Che cos'è la cardiomiopatia aritmogena
La cardiomiopatia aritmogena (ACM) è una malattia ereditaria in cui il muscolo del ventricolo del cuore viene gradualmente sostituito da tessuto fibroso e adiposo (grasso). Questo cambiamento rende il cuore meno efficiente e può causare aritmie gravi, cioè battiti cardiaci irregolari, e in casi estremi la morte improvvisa, soprattutto nei giovani atleti. La malattia è rara, ma in alcune zone d'Italia, come il Nord-Est, è più comune rispetto al resto del mondo.
Come si manifesta la malattia
- Il tessuto fibroso e adiposo nel cuore crea un ambiente che favorisce le aritmie.
- La funzione del ventricolo peggiora, portando a insufficienza cardiaca.
La malattia è legata a mutazioni in diversi geni, come quello della proteina placofilina (PKP2). Tuttavia, non tutte le persone con queste mutazioni sviluppano la malattia nello stesso modo, il che suggerisce che anche fattori esterni o ambientali possono influire.
Il ruolo di LDL e stress ossidativo
Uno studio condotto su 16 pazienti con ACM ha mostrato che questi avevano livelli leggermente più alti di colesterolo totale, colesterolo LDL (quello spesso chiamato "colesterolo cattivo") e LDL ossidate rispetto a persone sane. Le LDL ossidate sono particelle di colesterolo che hanno subito un danno chimico e possono favorire l'infiammazione e altri problemi nel corpo.
Questi risultati hanno portato i ricercatori a pensare che:
- Livelli elevati di LDL e lo stress ossidativo (un tipo di danno causato da sostanze chiamate radicali liberi, spesso aumentato durante l'esercizio fisico intenso) possano essere cofattori, cioè elementi che insieme ai geni contribuiscono allo sviluppo della malattia.
Come sono stati studiati questi meccanismi
Per capire meglio, i ricercatori hanno usato:
- Cellule stromali mesenchimali (MSC): cellule che possono trasformarsi in diversi tipi di tessuto, usate per studiare cosa succede nelle cellule dei pazienti con ACM.
- Modelli animali con il gene PKP2 disattivato (knock-out) per osservare gli effetti nel cuore degli animali.

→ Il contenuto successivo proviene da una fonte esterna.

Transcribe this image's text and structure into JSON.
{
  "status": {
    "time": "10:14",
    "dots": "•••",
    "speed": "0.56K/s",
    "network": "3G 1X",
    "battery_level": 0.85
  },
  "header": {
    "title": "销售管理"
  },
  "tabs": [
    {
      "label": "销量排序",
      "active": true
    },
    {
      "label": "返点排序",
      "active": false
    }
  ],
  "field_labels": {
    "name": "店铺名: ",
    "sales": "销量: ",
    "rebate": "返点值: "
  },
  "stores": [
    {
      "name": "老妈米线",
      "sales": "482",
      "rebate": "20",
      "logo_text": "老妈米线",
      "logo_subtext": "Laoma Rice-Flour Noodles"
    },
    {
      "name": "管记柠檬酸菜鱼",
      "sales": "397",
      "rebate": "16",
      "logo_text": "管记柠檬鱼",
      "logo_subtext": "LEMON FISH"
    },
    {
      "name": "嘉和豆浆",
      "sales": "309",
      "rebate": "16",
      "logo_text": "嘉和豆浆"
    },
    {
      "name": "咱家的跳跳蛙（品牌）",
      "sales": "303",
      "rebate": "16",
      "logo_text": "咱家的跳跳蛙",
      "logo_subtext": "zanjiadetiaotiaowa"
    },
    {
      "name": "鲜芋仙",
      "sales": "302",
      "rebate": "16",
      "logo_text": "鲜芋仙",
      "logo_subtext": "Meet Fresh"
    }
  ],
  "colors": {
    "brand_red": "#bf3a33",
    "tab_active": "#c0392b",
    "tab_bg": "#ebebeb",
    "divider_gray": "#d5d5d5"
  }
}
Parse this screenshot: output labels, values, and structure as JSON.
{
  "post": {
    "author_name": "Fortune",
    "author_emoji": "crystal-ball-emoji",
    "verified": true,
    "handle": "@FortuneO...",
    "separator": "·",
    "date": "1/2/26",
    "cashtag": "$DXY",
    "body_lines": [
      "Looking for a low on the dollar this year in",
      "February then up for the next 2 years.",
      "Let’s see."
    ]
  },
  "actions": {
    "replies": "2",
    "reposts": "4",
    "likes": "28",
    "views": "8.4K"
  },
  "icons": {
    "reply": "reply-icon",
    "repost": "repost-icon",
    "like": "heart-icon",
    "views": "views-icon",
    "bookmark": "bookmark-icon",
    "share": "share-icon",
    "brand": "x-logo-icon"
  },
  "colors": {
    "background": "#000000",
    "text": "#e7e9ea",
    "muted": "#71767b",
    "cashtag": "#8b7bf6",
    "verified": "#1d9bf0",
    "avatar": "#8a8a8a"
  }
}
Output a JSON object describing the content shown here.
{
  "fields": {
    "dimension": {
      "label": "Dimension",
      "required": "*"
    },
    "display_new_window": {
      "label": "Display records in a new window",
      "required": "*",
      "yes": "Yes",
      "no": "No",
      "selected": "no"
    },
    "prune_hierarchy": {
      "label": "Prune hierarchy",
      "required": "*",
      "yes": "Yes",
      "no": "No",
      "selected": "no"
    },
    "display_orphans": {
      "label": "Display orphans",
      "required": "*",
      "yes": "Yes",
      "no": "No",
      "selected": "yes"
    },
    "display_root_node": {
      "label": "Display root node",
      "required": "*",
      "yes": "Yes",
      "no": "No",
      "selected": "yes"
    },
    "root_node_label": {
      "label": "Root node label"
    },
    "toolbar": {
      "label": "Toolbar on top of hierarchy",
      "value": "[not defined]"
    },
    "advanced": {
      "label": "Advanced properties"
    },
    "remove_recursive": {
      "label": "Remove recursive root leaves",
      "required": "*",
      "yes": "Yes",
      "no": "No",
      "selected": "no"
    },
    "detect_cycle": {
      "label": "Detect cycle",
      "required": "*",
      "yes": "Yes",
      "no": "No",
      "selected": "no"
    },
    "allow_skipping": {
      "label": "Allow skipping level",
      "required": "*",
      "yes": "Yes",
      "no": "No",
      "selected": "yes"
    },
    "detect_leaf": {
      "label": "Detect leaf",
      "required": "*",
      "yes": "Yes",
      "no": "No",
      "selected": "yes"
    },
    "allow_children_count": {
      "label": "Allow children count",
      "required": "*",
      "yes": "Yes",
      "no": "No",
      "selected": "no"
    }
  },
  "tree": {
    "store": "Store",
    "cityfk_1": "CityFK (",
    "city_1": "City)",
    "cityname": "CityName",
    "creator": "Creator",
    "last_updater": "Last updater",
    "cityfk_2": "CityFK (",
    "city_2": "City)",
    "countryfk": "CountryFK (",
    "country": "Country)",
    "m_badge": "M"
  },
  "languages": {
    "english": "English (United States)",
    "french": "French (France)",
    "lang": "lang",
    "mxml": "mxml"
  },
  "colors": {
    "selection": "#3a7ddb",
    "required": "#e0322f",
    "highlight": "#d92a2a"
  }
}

Quando queste cellule MSC di pazienti ACM sono state esposte a sostanze presenti nelle LDL ossidate, hanno accumulato più grasso rispetto alle cellule sane. Questo accumulo non si è verificato se è stato somministrato un antiossidante chiamato N-acetilcisteina, che aiuta a ridurre lo stress ossidativo.
Inoltre, è stata osservata l'attivazione di un gene chiamato PPARg, che regola la formazione di cellule adipose, e un aumento di una proteina chiamata CD36, che aiuta le cellule ad assorbire gli acidi grassi.
Negli animali con dieta ricca di grassi, dopo alcuni mesi è stata notata la comparsa di tessuto fibroso e adiposo nel cuore, simile a quanto succede nella malattia umana.
Cosa significa tutto questo
Questi studi indicano che le mutazioni genetiche sono necessarie per la cardiomiopatia aritmogena, ma non bastano da sole a farla manifestare. Fattori come livelli alti di LDL e lo stress ossidativo possono aumentare il rischio e favorire lo sviluppo della malattia.
In conclusione
La cardiomiopatia aritmogena è una malattia genetica complessa in cui il cuore viene danneggiato da tessuto fibroso e grasso. Oltre ai geni, livelli elevati di colesterolo LDL e lo stress ossidativo sembrano giocare un ruolo importante nel favorire la malattia. Questi risultati aiutano a capire meglio come si sviluppa la malattia e potrebbero guidare future ricerche per nuove terapie.